- "You are not a bear; you are a silly man who needs a shave and wears a fur coat."
- Directed by: Chuck Jones Maurice Noble (co-director)
- Story by: Frank Tashlin (original) Irv Spector (additional)
- Based on: The Bear That Wasn't by Frank Tashlin
- Produced by: Chuck Jones Frank Tashlin (in-credit only)
- Narrated by: Paul Frees
- Music by: Dean Elliott
- Animation by: Ben Washam Tom Ray Phil Roman Richard Thompson Don Towsley
- Color process: Metrocolor
- Production company: MGM Animation/Visual Arts
- Distributed by: Metro-Goldwyn-Mayer
- Release date: December 31, 1967;
- Running time: 10 minutes 21 seconds
- Language: English

= The Bear That Wasn't (film) =

The Bear That Wasn't is a 1967 American animated short film directed by Chuck Jones and based on the children's book The Bear That Wasn't by Frank Tashlin.

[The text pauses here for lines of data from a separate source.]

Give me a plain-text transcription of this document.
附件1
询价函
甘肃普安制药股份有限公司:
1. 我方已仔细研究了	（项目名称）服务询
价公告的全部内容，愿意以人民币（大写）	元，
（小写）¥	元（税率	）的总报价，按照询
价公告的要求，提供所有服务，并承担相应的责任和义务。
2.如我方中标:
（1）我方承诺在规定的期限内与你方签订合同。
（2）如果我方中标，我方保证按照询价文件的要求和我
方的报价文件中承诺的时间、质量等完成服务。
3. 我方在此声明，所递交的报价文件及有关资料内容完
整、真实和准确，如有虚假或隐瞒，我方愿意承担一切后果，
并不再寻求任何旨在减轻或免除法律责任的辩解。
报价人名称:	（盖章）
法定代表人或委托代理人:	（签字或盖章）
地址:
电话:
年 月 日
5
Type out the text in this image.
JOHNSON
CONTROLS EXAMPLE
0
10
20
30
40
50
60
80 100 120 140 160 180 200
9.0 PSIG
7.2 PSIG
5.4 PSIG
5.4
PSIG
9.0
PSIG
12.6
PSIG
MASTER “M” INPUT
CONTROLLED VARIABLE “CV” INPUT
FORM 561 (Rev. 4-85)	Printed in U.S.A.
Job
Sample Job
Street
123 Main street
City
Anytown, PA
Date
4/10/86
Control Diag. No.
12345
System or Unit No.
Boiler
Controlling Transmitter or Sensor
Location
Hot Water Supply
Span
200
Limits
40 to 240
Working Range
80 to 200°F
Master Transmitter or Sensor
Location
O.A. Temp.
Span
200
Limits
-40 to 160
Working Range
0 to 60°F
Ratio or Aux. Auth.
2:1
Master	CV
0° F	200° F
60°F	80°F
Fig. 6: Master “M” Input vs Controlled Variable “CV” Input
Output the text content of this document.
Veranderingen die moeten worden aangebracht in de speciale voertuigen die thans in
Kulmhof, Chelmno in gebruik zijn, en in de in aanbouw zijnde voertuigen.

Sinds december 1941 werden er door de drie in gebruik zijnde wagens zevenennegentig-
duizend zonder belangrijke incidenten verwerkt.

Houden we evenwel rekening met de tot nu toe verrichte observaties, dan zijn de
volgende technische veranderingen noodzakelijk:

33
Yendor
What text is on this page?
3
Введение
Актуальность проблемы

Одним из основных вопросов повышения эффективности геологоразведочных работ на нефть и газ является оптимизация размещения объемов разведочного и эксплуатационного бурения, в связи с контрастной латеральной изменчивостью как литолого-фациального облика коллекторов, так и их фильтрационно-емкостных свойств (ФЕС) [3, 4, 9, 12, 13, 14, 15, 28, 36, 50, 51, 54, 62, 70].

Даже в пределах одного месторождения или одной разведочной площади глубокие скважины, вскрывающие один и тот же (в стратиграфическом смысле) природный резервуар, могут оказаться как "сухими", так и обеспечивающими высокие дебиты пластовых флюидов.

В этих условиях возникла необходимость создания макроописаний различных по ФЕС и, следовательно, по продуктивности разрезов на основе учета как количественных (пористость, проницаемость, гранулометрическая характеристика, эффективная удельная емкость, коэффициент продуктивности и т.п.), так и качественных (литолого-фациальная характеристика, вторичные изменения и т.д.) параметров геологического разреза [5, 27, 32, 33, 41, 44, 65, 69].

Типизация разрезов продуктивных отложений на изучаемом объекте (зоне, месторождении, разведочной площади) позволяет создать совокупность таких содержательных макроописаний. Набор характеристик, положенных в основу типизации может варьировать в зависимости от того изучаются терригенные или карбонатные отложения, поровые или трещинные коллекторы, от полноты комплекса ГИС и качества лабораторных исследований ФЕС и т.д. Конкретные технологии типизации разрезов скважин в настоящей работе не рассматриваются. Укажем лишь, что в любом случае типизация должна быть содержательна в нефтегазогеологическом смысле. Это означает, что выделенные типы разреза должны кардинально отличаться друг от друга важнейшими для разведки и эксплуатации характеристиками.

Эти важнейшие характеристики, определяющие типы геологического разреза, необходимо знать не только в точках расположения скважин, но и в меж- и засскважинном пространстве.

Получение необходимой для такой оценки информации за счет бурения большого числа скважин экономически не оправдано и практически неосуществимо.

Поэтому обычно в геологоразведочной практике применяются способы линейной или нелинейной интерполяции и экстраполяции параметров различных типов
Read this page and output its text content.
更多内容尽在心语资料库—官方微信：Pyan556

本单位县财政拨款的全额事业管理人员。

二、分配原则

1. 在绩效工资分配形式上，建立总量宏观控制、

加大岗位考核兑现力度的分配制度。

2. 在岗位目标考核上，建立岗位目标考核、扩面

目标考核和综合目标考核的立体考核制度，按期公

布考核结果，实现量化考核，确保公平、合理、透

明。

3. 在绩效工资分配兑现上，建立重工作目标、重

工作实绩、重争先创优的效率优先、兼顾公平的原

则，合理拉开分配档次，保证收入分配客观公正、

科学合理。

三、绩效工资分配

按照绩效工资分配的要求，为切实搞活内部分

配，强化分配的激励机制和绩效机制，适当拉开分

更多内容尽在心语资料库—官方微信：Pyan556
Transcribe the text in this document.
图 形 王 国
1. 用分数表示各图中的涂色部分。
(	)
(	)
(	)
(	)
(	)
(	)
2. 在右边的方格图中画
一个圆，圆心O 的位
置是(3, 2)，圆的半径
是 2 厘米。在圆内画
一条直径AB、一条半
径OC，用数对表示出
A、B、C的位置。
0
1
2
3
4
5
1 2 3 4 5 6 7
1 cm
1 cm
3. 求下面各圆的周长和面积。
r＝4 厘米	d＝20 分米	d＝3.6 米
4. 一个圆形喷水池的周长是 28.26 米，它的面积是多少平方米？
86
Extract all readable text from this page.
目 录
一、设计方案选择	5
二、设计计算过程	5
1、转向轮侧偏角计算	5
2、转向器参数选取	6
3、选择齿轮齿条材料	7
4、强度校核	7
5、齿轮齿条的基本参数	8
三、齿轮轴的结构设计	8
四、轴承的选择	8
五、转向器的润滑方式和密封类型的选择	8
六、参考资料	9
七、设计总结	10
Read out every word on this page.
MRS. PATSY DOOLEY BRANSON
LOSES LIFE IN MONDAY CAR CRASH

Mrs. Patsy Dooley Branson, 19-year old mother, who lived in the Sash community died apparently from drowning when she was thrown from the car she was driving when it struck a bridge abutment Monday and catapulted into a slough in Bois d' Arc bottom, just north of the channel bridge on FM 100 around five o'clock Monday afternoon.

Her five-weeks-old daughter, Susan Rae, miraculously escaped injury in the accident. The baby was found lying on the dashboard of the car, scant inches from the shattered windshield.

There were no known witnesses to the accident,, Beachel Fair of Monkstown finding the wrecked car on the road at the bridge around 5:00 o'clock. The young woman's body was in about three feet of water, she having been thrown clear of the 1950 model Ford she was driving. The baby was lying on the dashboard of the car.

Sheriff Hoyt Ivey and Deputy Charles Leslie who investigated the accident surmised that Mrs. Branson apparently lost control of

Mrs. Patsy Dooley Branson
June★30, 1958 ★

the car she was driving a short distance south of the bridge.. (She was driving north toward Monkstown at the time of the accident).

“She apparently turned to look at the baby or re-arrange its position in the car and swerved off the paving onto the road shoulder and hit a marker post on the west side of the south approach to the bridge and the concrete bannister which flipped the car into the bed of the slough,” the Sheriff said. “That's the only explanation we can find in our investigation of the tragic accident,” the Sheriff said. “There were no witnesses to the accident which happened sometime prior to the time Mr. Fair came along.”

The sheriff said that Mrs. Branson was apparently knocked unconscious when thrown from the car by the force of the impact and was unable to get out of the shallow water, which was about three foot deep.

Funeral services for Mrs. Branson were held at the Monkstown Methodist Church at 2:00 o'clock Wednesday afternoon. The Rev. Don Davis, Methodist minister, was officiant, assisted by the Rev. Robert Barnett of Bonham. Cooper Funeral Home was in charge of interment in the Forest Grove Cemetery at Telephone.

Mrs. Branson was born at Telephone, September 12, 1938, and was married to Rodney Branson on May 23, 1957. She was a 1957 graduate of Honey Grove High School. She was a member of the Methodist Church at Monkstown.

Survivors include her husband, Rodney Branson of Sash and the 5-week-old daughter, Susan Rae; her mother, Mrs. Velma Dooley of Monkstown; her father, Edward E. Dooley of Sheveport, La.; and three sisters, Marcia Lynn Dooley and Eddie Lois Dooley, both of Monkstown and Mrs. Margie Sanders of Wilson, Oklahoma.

It is the final cartoon produced and released by Metro-Goldwyn-Mayer via its MGM Animation/Visual Arts division.

==Production==
The film was directed by Frank Tashlin's former Warner Bros. Cartoons colleague Chuck Jones. It was the final animated short subject made by MGM and its subsidiary, MGM Animation/Visual Arts, and also the second-to-last animated project for MGM (The Phantom Tollbooth would be the last).

While mostly the same as the book, the short features slight differences, such as the elderly president of the factory being depicted as a dwarf whose face is never seen, as well as a bear cub also repeating exactly the same claim of the bear being a "silly man" after the zoo bears make a similar claim when the bear is brought to the zoo.

Despite being credited as a producer, Tashlin had no involvement in the short, though Jones credited him only in the hopes of Tashlin receiving an Oscar for Best Short should the short win, which it didn't (in those days, Oscars for Best Short were given to the producers, not the director). Overall, Tashlin was dissatisfied with this adaptation of his book, feeling that it didn't present its original message very well.

== Availability ==
The Bear That Wasn't is available on Looney Tunes Golden Collection: Volume 3, Disc 3 on the "From the Vaults" section, and on the Looney Tunes Platinum Collection: Volume 1 Blu-ray box-set on Disc 3 as a bonus feature. It is also available on the Boomerang subscription streaming service under Volume 6 of MGM Cartoons titled Bear That Wasn't.

The cartoon has been screened as part of MeTV's "Tom and Jerry and Friends" cartoon package on Saturday mornings.